Silivri’ye geri taşındığımızdan beri eşimle “Silivri’nin lezzet duraklarını” bir bir geziyoruz. Bunların içinde eskiden aşina olduklarımız da var, yeni keşifler de…
İşin aslı, iki iştahlı insan olarak bunları “Silivri’nin en’leri” olarak kategori kategori haberleştirmek istemiştik, hatta ilk olarak “Silivri’nin en iyi döneri” dosyasını da yayınladık. Ancak baktık ki döner seçeceğiz diye bir haftada 6-7 dönerci geziyoruz, pes ettik.
Yine de gezip-gördüklerim bende kalsın, size yiyip-içtiklerimi anlatayım diye pazardan pazara bu köşeleri yazmaya karar verdim.

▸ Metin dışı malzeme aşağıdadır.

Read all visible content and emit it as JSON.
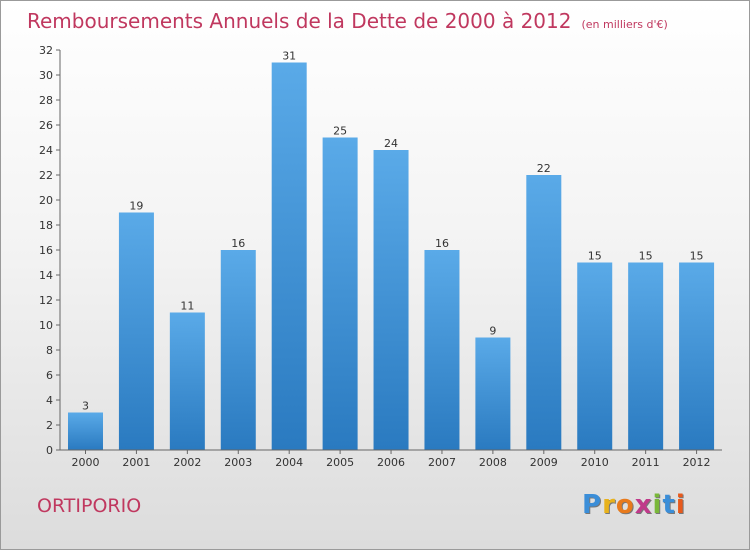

İlk olarak bahsedeceğim yer, sadece Silivri’nin değil, çok büyük ihtimalle Türkiye’nin en iyi lahmacunlarından birini yapan Öz Asrın Pide Salonu. Urfa’da, Antep’te, Adana’da, İstanbul’un birçok yerinde çok şanlı, namlı yerlerde lahmacun yedim. Bu kadar güzeline çok az rast geldim. Hamuru incecik, çıtır çıtır, harcı sulu ve yağlı. Bu ikisini aynı anda denk getirmek maharet ister. (Silivri’de ikinci bir lahmacun seçeneği de Taş Fırın 23)
Lahmacunla başladık, Adana Kebap ile devam edelim. Silivri’de en iyi Adana’yı Garden’da yedim. Biraz sürpriz oldu açıkçası, zira yıllardır Garden’a gideriz ama kebap yemek aklımıza gelmemişti. İkinci olarak ise Şevk-Et’i tavsiye ederim. Silivri’de yıllar önce yediğim en iyi kebap ise Yemeniciler Sokak’ta (şimdi butik olan) küçücük bir dükkanı işleten Adanalı ustanın yaptığı idi. Yıllardır izini, nerede çalıştığını bulamadım. Bilen varsa haber ederse sevinirim.
Bu haftalık iki kategori yeter. Haftaya pazar ikinci bölüm ile devam edelim. Bu saydığım yerlere giderseniz selamımı söyleyin. Afiyet olsun.